Panel Weighs Bisphenol A Report
Advisory Panel Mostly Agrees With Government's Draft Brief, but Recommends Key Changes
WebMD News Archive
June 11, 2008 -- A panel of scientists today approved most of a government draft report on the safety of bisphenol A -- with a few key changes.
Bisphenol A is a chemical found in polycarbonate plastics (including some baby bottles and water bottles) and in epoxy resins, which line metal products including canned foods.
In April, the National Toxicological Program (NTP) released its draft report, which noted "some" concern about bisphenol A's possible effects on the prostate gland, mammary glands, and early age for puberty in females. An earlier NTP expert panel report had voiced less concern about those possible risks.
Today, independent scientists on an NTP advisory board weighed in. They affirmed the NTP draft report's conclusions with two exceptions: They recommend changing "some concern" to "minimal concern" for bisphenol A's effects on the mammary glands and early puberty.
Here is the full list of the board's conclusions:
- "Some concern" for neural and behavioral effects in fetuses, infants, and children at current human exposures.
- "Some concern" for effects in the prostate gland.
- "Minimal concern" for effects on the mammary glands.
- "Minimal concern" for effects on earlier age for female puberty.
- "Negligible concern" that exposure of pregnant women to bisphenol A will result in fetal or neonatal mortality, birth defects, or reduced birth weight and growth in their offspring.
- "Negligible concern" for reproductive effects in adults who don't work with BPA.
- "Minimal concern" for reproductive effects in adults who work with BPA.
The NTP will consider those recommendations -- but isn't required to follow them -- as it writes its final report, which is expected later this summer.
Board's Chairwoman Comments
Gail McCarver, MD, chaired the NTP advisory board. She's also the co-director of the pediatrics department at the Medical College of Wisconsin and on staff at Children's Hospital of Wisconsin.
"We had a very balanced process that was very transparent, very open," says McCarver. "I think we did quite a good job."
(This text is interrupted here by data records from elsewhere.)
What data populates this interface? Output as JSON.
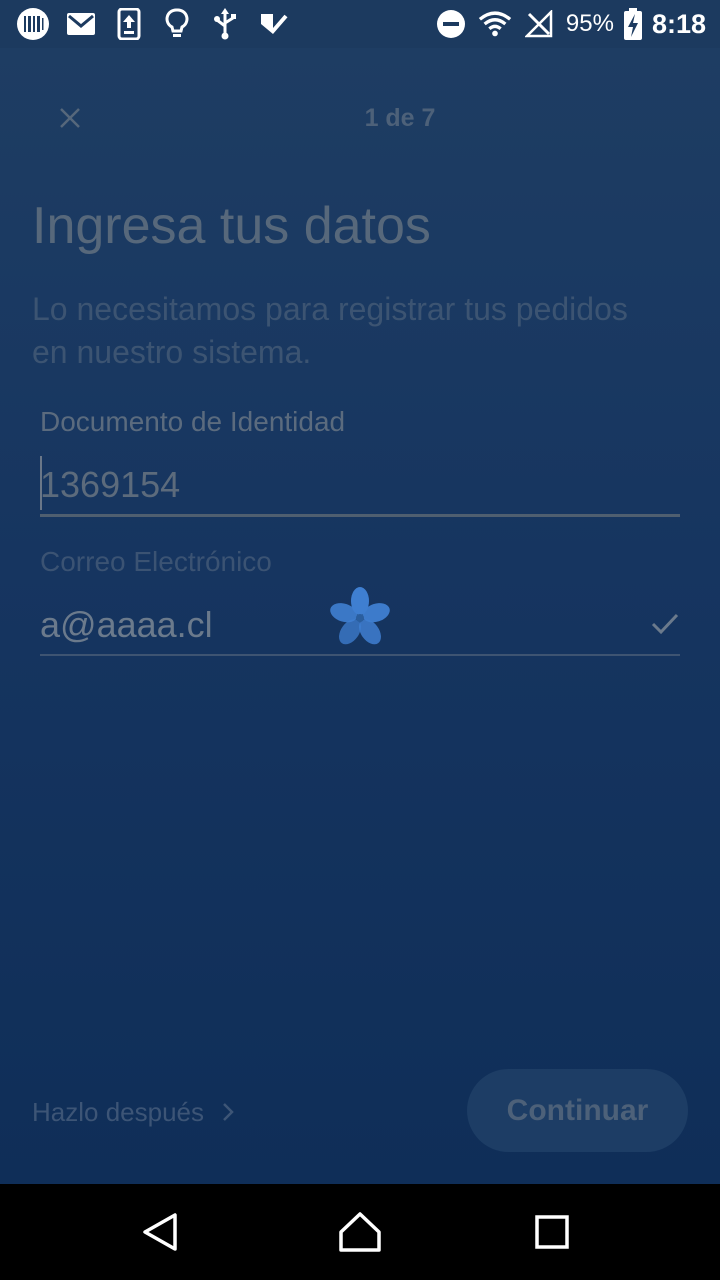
{
  "status_bar": {
    "battery_text": "95%",
    "time": "8:18",
    "icons": [
      "barcode-app-icon",
      "gmail-icon",
      "upload-icon",
      "lightbulb-icon",
      "usb-icon",
      "check-app-icon",
      "do-not-disturb-icon",
      "wifi-icon",
      "no-signal-icon",
      "battery-charging-icon"
    ]
  },
  "header": {
    "close_icon": "close-icon",
    "step": "1 de 7"
  },
  "main": {
    "title": "Ingresa tus datos",
    "subtitle": "Lo necesitamos para registrar tus pedidos en nuestro sistema.",
    "fields": {
      "document": {
        "label": "Documento de Identidad",
        "value": "1369154"
      },
      "email": {
        "label": "Correo Electrónico",
        "value": "a@aaaa.cl",
        "valid_icon": "check-icon"
      }
    },
    "loading_icon": "loading-spinner-icon"
  },
  "footer": {
    "later_label": "Hazlo después",
    "continue_label": "Continuar"
  },
  "nav_bar": {
    "icons": [
      "back-icon",
      "home-icon",
      "recents-icon"
    ]
  },
  "colors": {
    "background": "#16375e",
    "spinner": "#3f7fd1",
    "navbar": "#000000"
  }
}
McCarver says she doesn't think the board downgraded the level of concern on bisphenol A's possible effects on mammary glands and earlier puberty in females.
"I don't know that it was a downgrading. I think it's just a difference in the choice of language," says McCarver, noting that the board chose language more in line with the earlier expert panel report because the evidence available was less strong on mammary and female puberty effects than on prostate effects.
"It's important that you don't think of 'minimal' as meaning 'none,'" she says. "There are a lot of factors that go into that consideration."
Asked what she would tell people with concerns about bisphenol A, McCarver says she thinks there are "reasons for concern, but there's also a lot of uncertainty in terms of the level of concern."